Compliance tips and best practices: use a secrets manager (HashiCorp Vault, CyberArk, or Nessus secure storage) and integrate dynamic secrets where possible, rotate scan credentials on a scheduled basis, and limit credential scope to the minimum necessary. Maintain a change log for scan policies and templates (who changed what and why), attach remediation notes to each finding in your ticketing system, and correlate Nessus findings with your CMDB to avoid repeated scanning of decommissioned assets. For evidence, export scan details including scan policy name, plugin feed version, plugin IDs, and host-level authenticated results—these are the artifacts auditors typically request.

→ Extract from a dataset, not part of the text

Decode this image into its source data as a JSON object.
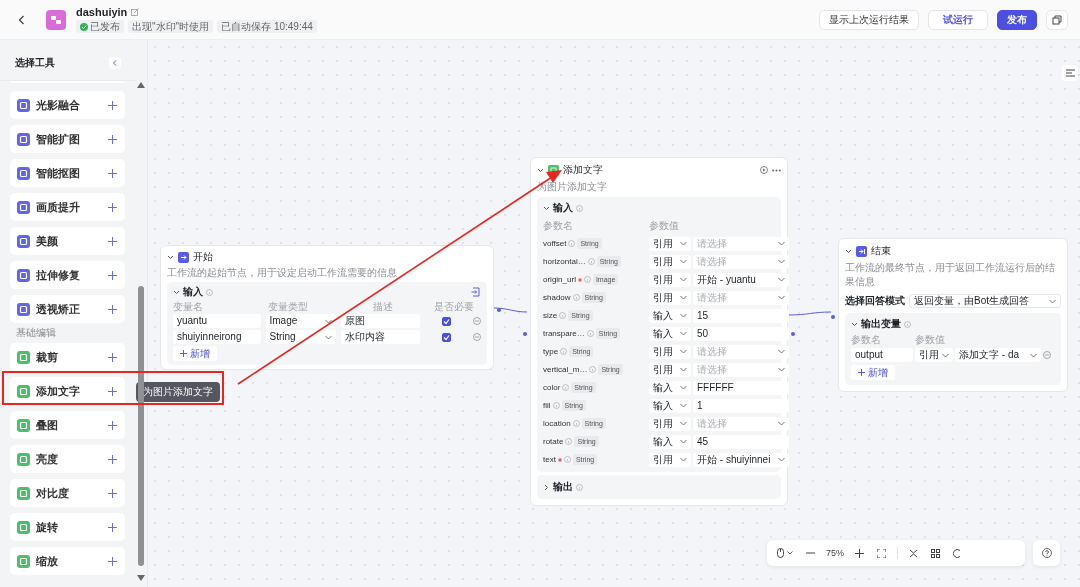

In summary, configuring Nessus to satisfy RA.L2-3.11.2 requires careful planning (service accounts, network access, and evidence requirements), precise credential configuration, selective plugin enabling, and repeatable scan templates with a documented schedule. For small businesses, start with a simple, documented credentialed policy for servers and workstations, automate plugin updates and scheduled scans, and preserve the exportable reports and logs as Compliance Framework evidence to show continuous monitoring and remediation efforts.